Requiem, la vena scura di Bellosi

Rimini

RUSSI. Il pubblico che lo conosce e da anni segue i suoi recital, abituato allo schietto sorriso, seppur velato di malinconiche riflessioni, scoprirà la vena più “scura” di Giuseppe Bellosi nel suo nuovo lavoro in scena questa sera alle ore 20.45 al teatro Comunale di Russi: “Requiem”. Una lettura scenica, o meglio un “concerto di poesia e musica” in cui lo studioso e poeta – accompagnato dalle musiche scelte e interpretate dal violoncellista Fabio Gaddoni – dopo aver interpretato le opere dei più importanti poeti romagnoli, dà voce alla propria poesia. In particolare a tre poemetti composti in un ampio arco di tempo: “E’ paradis” scritto nei primi anni Ottanta (pubblicato nel ’92 da MobyDick), “Bur”, uscito nel 2000 per Marsilio, e l’ultimo, “Requiem”, del 2007 ma pubblicato solo lo scorso anno in una preziosa edizione artistica per l’Opificio della Rosa di Montefiore Conca, con le xilografie di Umberto Giovannini. Tre distinti lavori riuniti in un unico “concerto”, perché intimamente legati da un nucleo tematico comune.

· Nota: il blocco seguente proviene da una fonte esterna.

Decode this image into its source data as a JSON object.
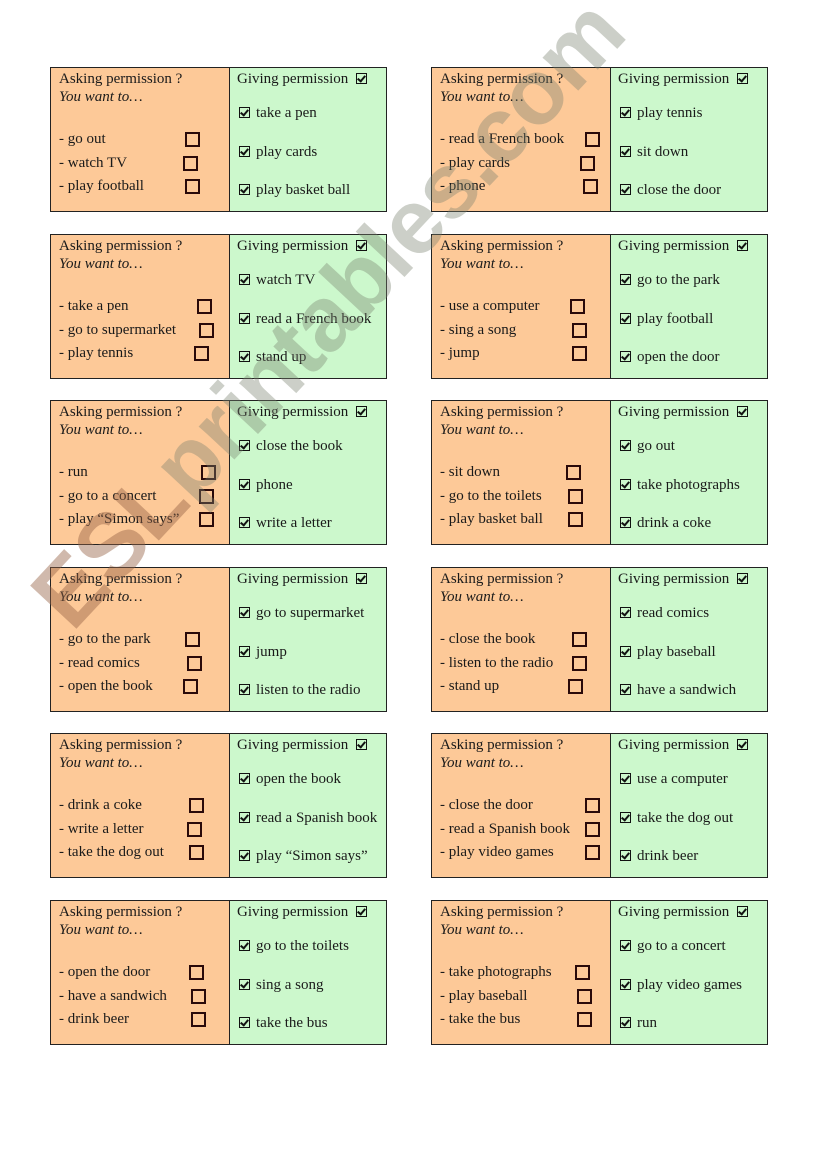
{
  "labels": {
    "ask_title": "Asking permission ?",
    "ask_subtitle": "You want to…",
    "give_title": "Giving permission"
  },
  "colors": {
    "ask_bg": "#fdc998",
    "give_bg": "#ccf8cc",
    "border": "#222222"
  },
  "watermark": {
    "esl": "ESL",
    "rest": "printables.com"
  },
  "cards": [
    {
      "ask": [
        "- go out",
        "- watch TV",
        "- play football"
      ],
      "give": [
        "take a pen",
        "play cards",
        "play basket ball"
      ]
    },
    {
      "ask": [
        "- read a French book",
        "- play cards",
        "- phone"
      ],
      "give": [
        "play tennis",
        "sit down",
        "close the door"
      ]
    },
    {
      "ask": [
        "- take a pen",
        "- go to supermarket",
        "- play tennis"
      ],
      "give": [
        "watch TV",
        "read a French book",
        "stand up"
      ]
    },
    {
      "ask": [
        "- use a computer",
        "- sing a song",
        "- jump"
      ],
      "give": [
        "go to the park",
        "play football",
        "open the door"
      ]
    },
    {
      "ask": [
        "- run",
        "- go to a concert",
        "- play “Simon says”"
      ],
      "give": [
        "close the book",
        "phone",
        "write a letter"
      ]
    },
    {
      "ask": [
        "- sit down",
        "- go to the toilets",
        "- play basket ball"
      ],
      "give": [
        "go out",
        "take photographs",
        "drink a coke"
      ]
    },
    {
      "ask": [
        "- go to the park",
        "- read comics",
        "- open the book"
      ],
      "give": [
        "go to supermarket",
        "jump",
        "listen to the radio"
      ]
    },
    {
      "ask": [
        "- close the book",
        "- listen to the radio",
        "- stand up"
      ],
      "give": [
        "read comics",
        "play baseball",
        "have a sandwich"
      ]
    },
    {
      "ask": [
        "- drink a coke",
        "- write a letter",
        "- take the dog out"
      ],
      "give": [
        "open the book",
        "read a Spanish book",
        "play “Simon says”"
      ]
    },
    {
      "ask": [
        "- close the door",
        "- read a Spanish book",
        "- play video games"
      ],
      "give": [
        "use a computer",
        "take the dog out",
        "drink beer"
      ]
    },
    {
      "ask": [
        "- open the door",
        "- have a sandwich",
        "- drink beer"
      ],
      "give": [
        "go to the toilets",
        "sing a song",
        "take the bus"
      ]
    },
    {
      "ask": [
        "- take photographs",
        "- play baseball",
        "- take the bus"
      ],
      "give": [
        "go to a concert",
        "play video games",
        "run"
      ]
    }
  ]
}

È lo stesso Bellosi a spiegarci come si tratti «di un percorso unico, una lunga meditazione sulla vita e sulla morte, che si dipana ai margini di una civiltà contadina che sta scomparendo, e quindi si nutre delle immagini e dei paesaggi della nostra terra, e della storia che l’ha attraversata, quella della monotona quotidianità che si ripete stagione dopo stagione e quella dei grandi eventi, come la guerra che si insinua nei ricordi…».

Ma chi è il protagonista, l’io narrante di questo percorso?

«Il carattere è quello di un diario sommesso, quasi una confessione, ma non si può parlare di un vero e proprio io narrante. È l’autore, forse, nei primi due quadri, “E’ paradis” e “Bur”, che riflette sulle esperienze dolorose, gli incontri, le persone conosciute e perdute, ma a prendere la parola nell’ultimo sono i morti, voci diverse che raccontano di sé e della propria condizione. Vivi e morti, reciproci ricordi che, senza nostalgia, congiungono il passato al presente prima che tutto svanisca nel nulla».

Un testo, naturalmente, nella lingua prediletta di Giuseppe Bellosi, il dialetto romagnolo, una lingua anch’essa oramai appartenente al passato, che ancora non è una lingua morta, ma che certo si appresta a diventarlo.

«È così, ma è pur vero che in ambito poetico e artistico ogni lingua è lecita. Quando scomparirà del tutto dall’uso, del dialetto rimarrà solo testimonianza scritta (del resto la tradizione scritta di questa lingua eminentemente orale è oramai pienamente consolidata), come è per il latino e per tante altre lingue scomparse nei secoli. Ma finché c’è qualcuno in grado di capirlo credo abbia senso continuare a portare in scena il dialetto, dargli voce e suono. In questo caso, un suono che gli viene anche dalla musicalità insita nei versi, rigorosamente costruiti su base endecasillabica».

Ma cosa si può esprimere in dialetto che l’italiano non sappia dire?

«In italiano si può esprimere tutto, basta saperlo usare…, e tanti grandi poeti ce lo dimostrano, però per chi, come me, l’ha imparato a scuola, come lingua “artificiale”, il dialetto è più naturale, riesce a restituire sensazioni in altro modo inesprimibili. Eppoi c’è il suono del dialetto, ci sono parole che io sento legate a certi luoghi, persone, ricordi: è una lingua che potremmo definire più “impaesata”, parte ed espressione di una dimensione più intima».

Quella dimensione che ha nutrito, da Guerrini a Baldini, la lunga e prestigiosa tradizione di poesia in dialetto romagnolo.

«Sì, ma se c’è un modello, o meglio un punto di riferimento, per questo mio lavoro, quello è Eliot, il poeta che amo di più, e in particolare il suo “La terra desolata”».

A testimoniare l’universalità della poesia.